Step 5: Create the WiFi SSID¶
"Create a WiFi SSID called Guest-WiFi, bound to the guest VLAN,
WPA2/WPA3 security, broadcast on both bands"
This creates the SSID on the UniFi controller with VLAN 50 binding.
Step 6: Verify Isolation¶
The verification checks: - VLAN 50 exists on both gateway and edge - DHCP is active - Deny rules are in place (guest cannot reach trusted/mgmt) - Allow rule permits web traffic - WiFi SSID is bound to the correct VLAN
Working Safely¶
This workflow creates VLAN interfaces, DHCP scopes, and firewall rules.
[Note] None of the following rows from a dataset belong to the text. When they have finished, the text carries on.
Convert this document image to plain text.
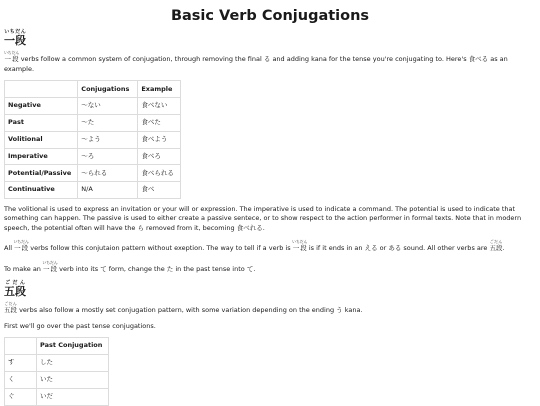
Basic Verb Conjugations
一段いちだん

一段いちだん verbs follow a common system of conjugation, through removing the final る and adding kana for the tense you're conjugating to. Here's 食べる as an example.

	Conjugations	Example
Negative	〜ない	食べない
Past	〜た	食べた
Volitional	〜よう	食べよう
Imperative	〜ろ	食べろ
Potential/Passive	〜られる	食べられる
Continuative	N/A	食べ

The volitional is used to express an invitation or your will or expression. The imperative is used to indicate a command. The potential is used to indicate that something can happen. The passive is used to either create a passive sentece, or to show respect to the action performer in formal texts. Note that in modern speech, the potential often will have the ら removed from it, becoming 食べれる.

All 一段いちだん verbs follow this conjutaion pattern without exeption. The way to tell if a verb is 一段いちだん is if it ends in an える or ある sound. All other verbs are 五段ごだん.

To make an 一段いちだん verb into its て form, change the た in the past tense into て.

五段ごだん

五段ごだん verbs also follow a mostly set conjugation pattern, with some variation depending on the ending う kana.

First we'll go over the past tense conjugations.

	Past Conjugation
す	した
く	いた
ぐ	いだ
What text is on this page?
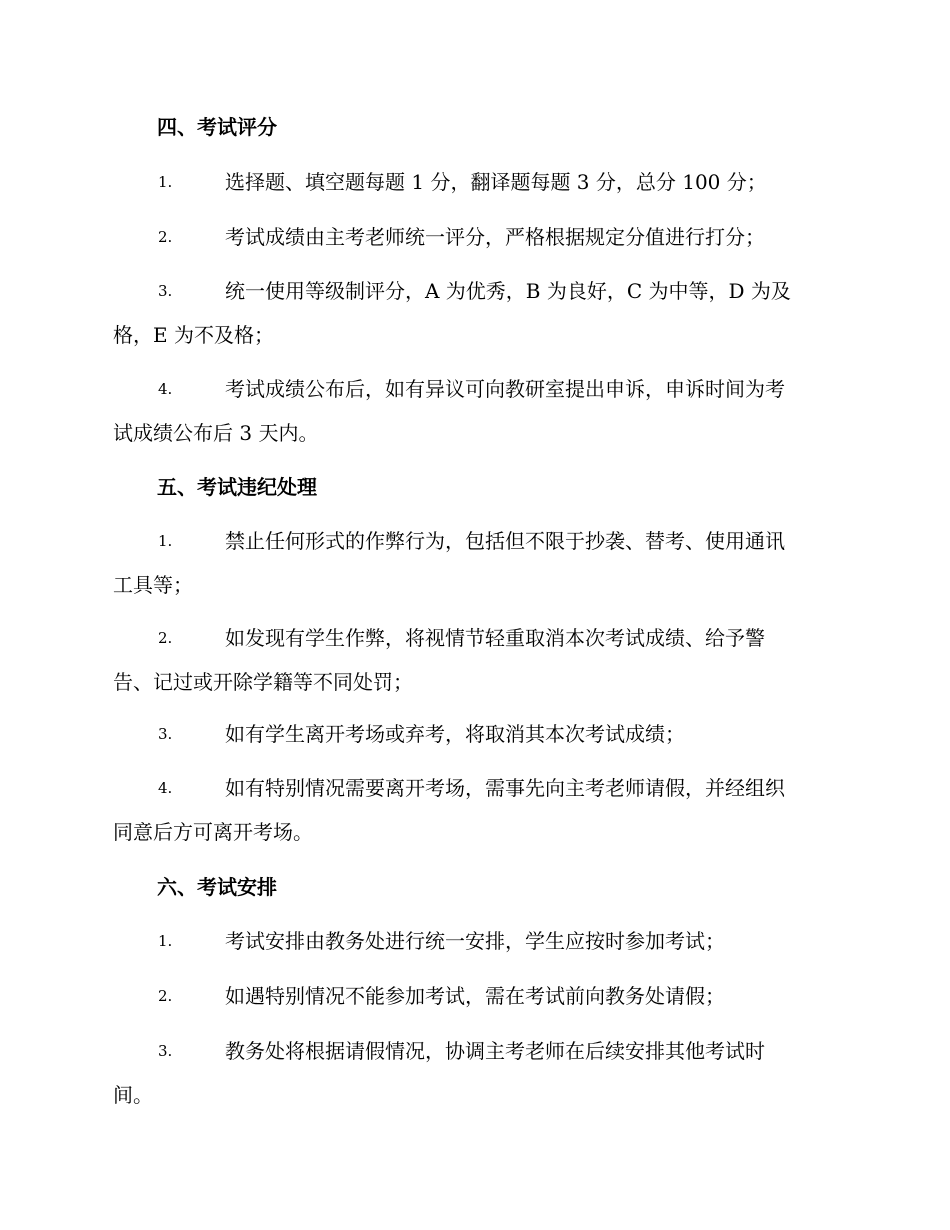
四、考试评分
1.	选择题、填空题每题 1 分，翻译题每题 3 分，总分 100 分；
2.	考试成绩由主考老师统一评分，严格根据规定分值进行打分；
3.	统一使用等级制评分，A 为优秀，B 为良好，C 为中等，D 为及
格，E 为不及格；
4.	考试成绩公布后，如有异议可向教研室提出申诉，申诉时间为考
试成绩公布后 3 天内。
五、考试违纪处理
1.	禁止任何形式的作弊行为，包括但不限于抄袭、替考、使用通讯
工具等；
2.	如发现有学生作弊，将视情节轻重取消本次考试成绩、给予警
告、记过或开除学籍等不同处罚；
3.	如有学生离开考场或弃考，将取消其本次考试成绩；
4.	如有特别情况需要离开考场，需事先向主考老师请假，并经组织
同意后方可离开考场。
六、考试安排
1.	考试安排由教务处进行统一安排，学生应按时参加考试；
2.	如遇特别情况不能参加考试，需在考试前向教务处请假；
3.	教务处将根据请假情况，协调主考老师在后续安排其他考试时
间。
The key safety concern is the firewall rule ordering -- deny rules must be positioned correctly.
The OutageRiskAgent rates this as LOW risk because: - New VLAN on a clean trunk - No modification to existing interfaces or routes - Your management session is not affected
Required safety notice: Network changes can result in outages that disconnect you from your ability to correct them. Never make changes to a network you cannot reach through an out-of-band path (serial console, IPMI/iDRAC, a separate management VLAN on a different physical interface, or physical access). Netex will assess this risk for you, but it cannot guarantee your recovery path -- only you can verify that.